- Native name: Rivière Rukoziri (French)

Location
- Country: Burundi

Physical characteristics
- Mouth: Malagarasi River
- • coordinates: 4°16′51″S 30°00′11″E﻿ / ﻿4.28091°S 30.00295°E

= Rukoziri River =

River in Burundi

The Rukoziri (Rivière Rukoziri) is a river in southern Burundi, a tributary of the Malagarasi River.

==Course==

The Rukoziri River is the first major affluent of the Malagarazi River downstream from its source, the Nyakabanda being the second.
The Rukoziri has its source in the mountains which separate the Kumoso depression from the Central plateaus of Burundi.

The Rukoziri, like other tributaries of the Malagarazi such as the Mutsindozi, Musasa and Rumpungwe, flows down the slopes of the Mirwa where its bed is cut into deep valleys. During dry periods the flow is modest, but in the rainy season it is torrential, with frequent violent floods.

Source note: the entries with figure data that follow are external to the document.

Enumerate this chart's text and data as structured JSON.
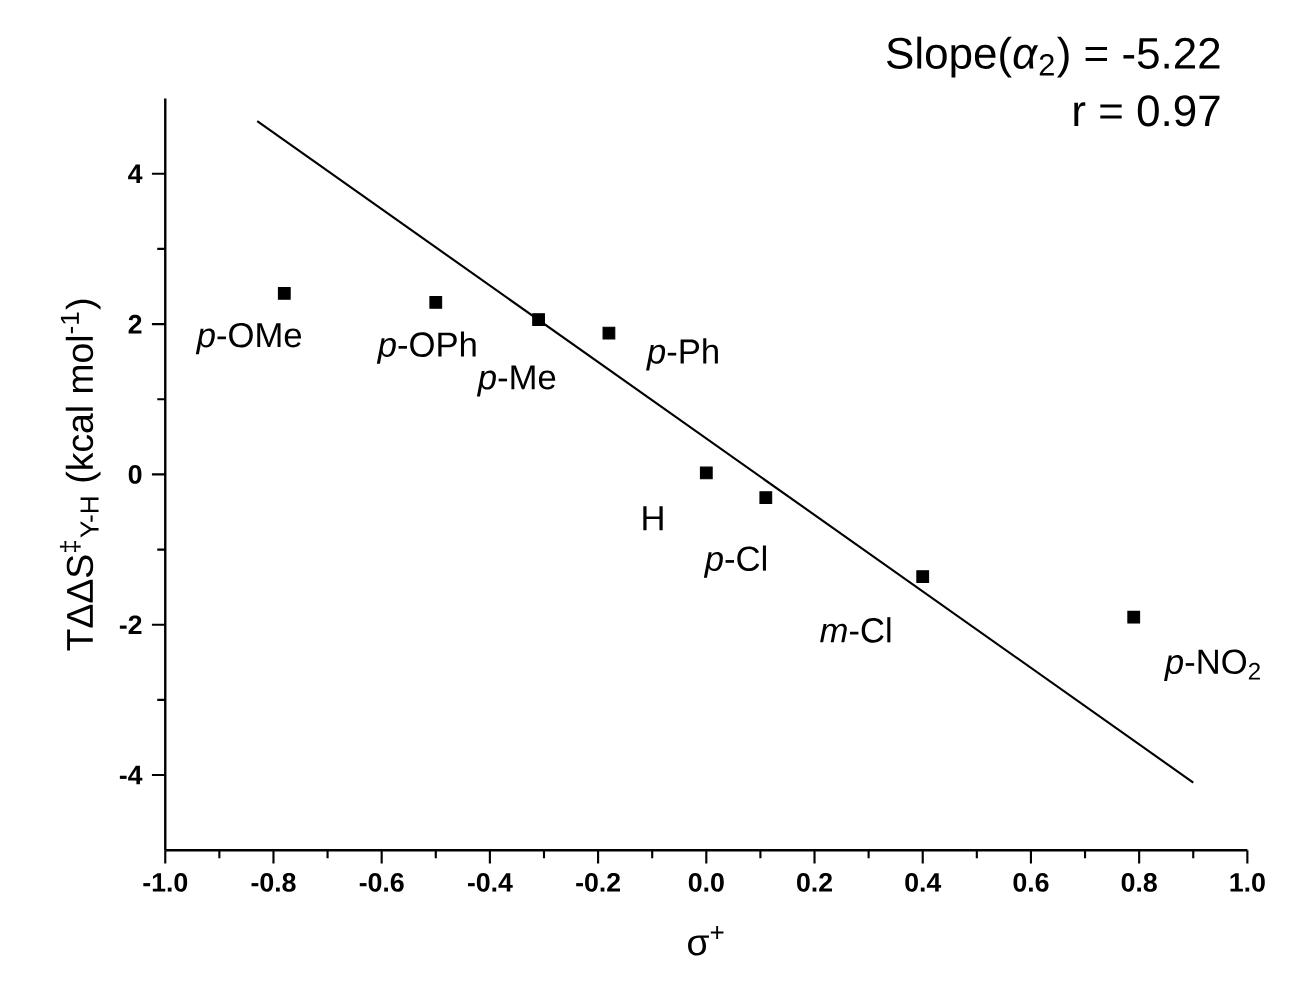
{
  "chart_data": {
    "type": "scatter",
    "xlabel": "σ$^{+}$",
    "ylabel": "TΔΔS$^{‡}$$_{Y-H}$ (kcal mol$^{-1}$)",
    "xlim": [
      -1.0,
      1.0
    ],
    "ylim": [
      -5,
      5
    ],
    "xticks": [
      {
        "value": -1.0,
        "label": "-1.0"
      },
      {
        "value": -0.8,
        "label": "-0.8"
      },
      {
        "value": -0.6,
        "label": "-0.6"
      },
      {
        "value": -0.4,
        "label": "-0.4"
      },
      {
        "value": -0.2,
        "label": "-0.2"
      },
      {
        "value": 0.0,
        "label": "0.0"
      },
      {
        "value": 0.2,
        "label": "0.2"
      },
      {
        "value": 0.4,
        "label": "0.4"
      },
      {
        "value": 0.6,
        "label": "0.6"
      },
      {
        "value": 0.8,
        "label": "0.8"
      },
      {
        "value": 1.0,
        "label": "1.0"
      }
    ],
    "yticks": [
      -4,
      -2,
      0,
      2,
      4
    ],
    "grid": false,
    "marker": "square",
    "series": [
      {
        "color": "#000000",
        "x": [
          -0.78,
          -0.5,
          -0.31,
          -0.18,
          0.0,
          0.11,
          0.4,
          0.79
        ],
        "values": [
          2.41,
          2.29,
          2.06,
          1.88,
          0.02,
          -0.31,
          -1.36,
          -1.9
        ]
      },
      {
        "type": "line",
        "color": "#000000",
        "marker": "none",
        "x": [
          -0.83,
          0.9
        ],
        "values": [
          4.7,
          -4.1
        ]
      }
    ],
    "annotations": [
      {
        "text": "*p*-OMe",
        "x": -0.78,
        "y": 2.41
      },
      {
        "text": "*p*-OPh",
        "x": -0.5,
        "y": 2.29
      },
      {
        "text": "*p*-Me",
        "x": -0.31,
        "y": 2.06
      },
      {
        "text": "*p*-Ph",
        "x": -0.18,
        "y": 1.88
      },
      {
        "text": "H",
        "x": 0.0,
        "y": 0.02
      },
      {
        "text": "*p*-Cl",
        "x": 0.11,
        "y": -0.31
      },
      {
        "text": "*m*-Cl",
        "x": 0.4,
        "y": -1.36
      },
      {
        "text": "*p*-NO$_{2}$",
        "x": 0.79,
        "y": -1.9
      },
      "Slope(*α*$_{2}$) = -5.22",
      "r =  0.97"
    ]
  }
}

The Rukoziri River rises to the southwest of Makamba and flows in a generally southeast direction through the Buragane natural region to the Malagarazi on the Burundi-Tanzania border.
The Buragane and Moso-Sud regions cover the vast valleys of the Rukoziri River and the Mutsindozi River.

==Exploitation==

A report prepared in 2000 for the FAO recommended resettling displaced persons in the 750 ha Rukoziri marshes in the province of Makamba.
These marshes had been developed and irrigated, and could be cultivated during three growing seasons.
0.5 ha should be enough for each family.
The demographic pressure in this area was very low, so it was underexploited.
A 2009 report for the FAO recommended extending the irrigated perimeter of the Rukoziri marsh from 800 to 2000 ha at a cost of US$2.4 million.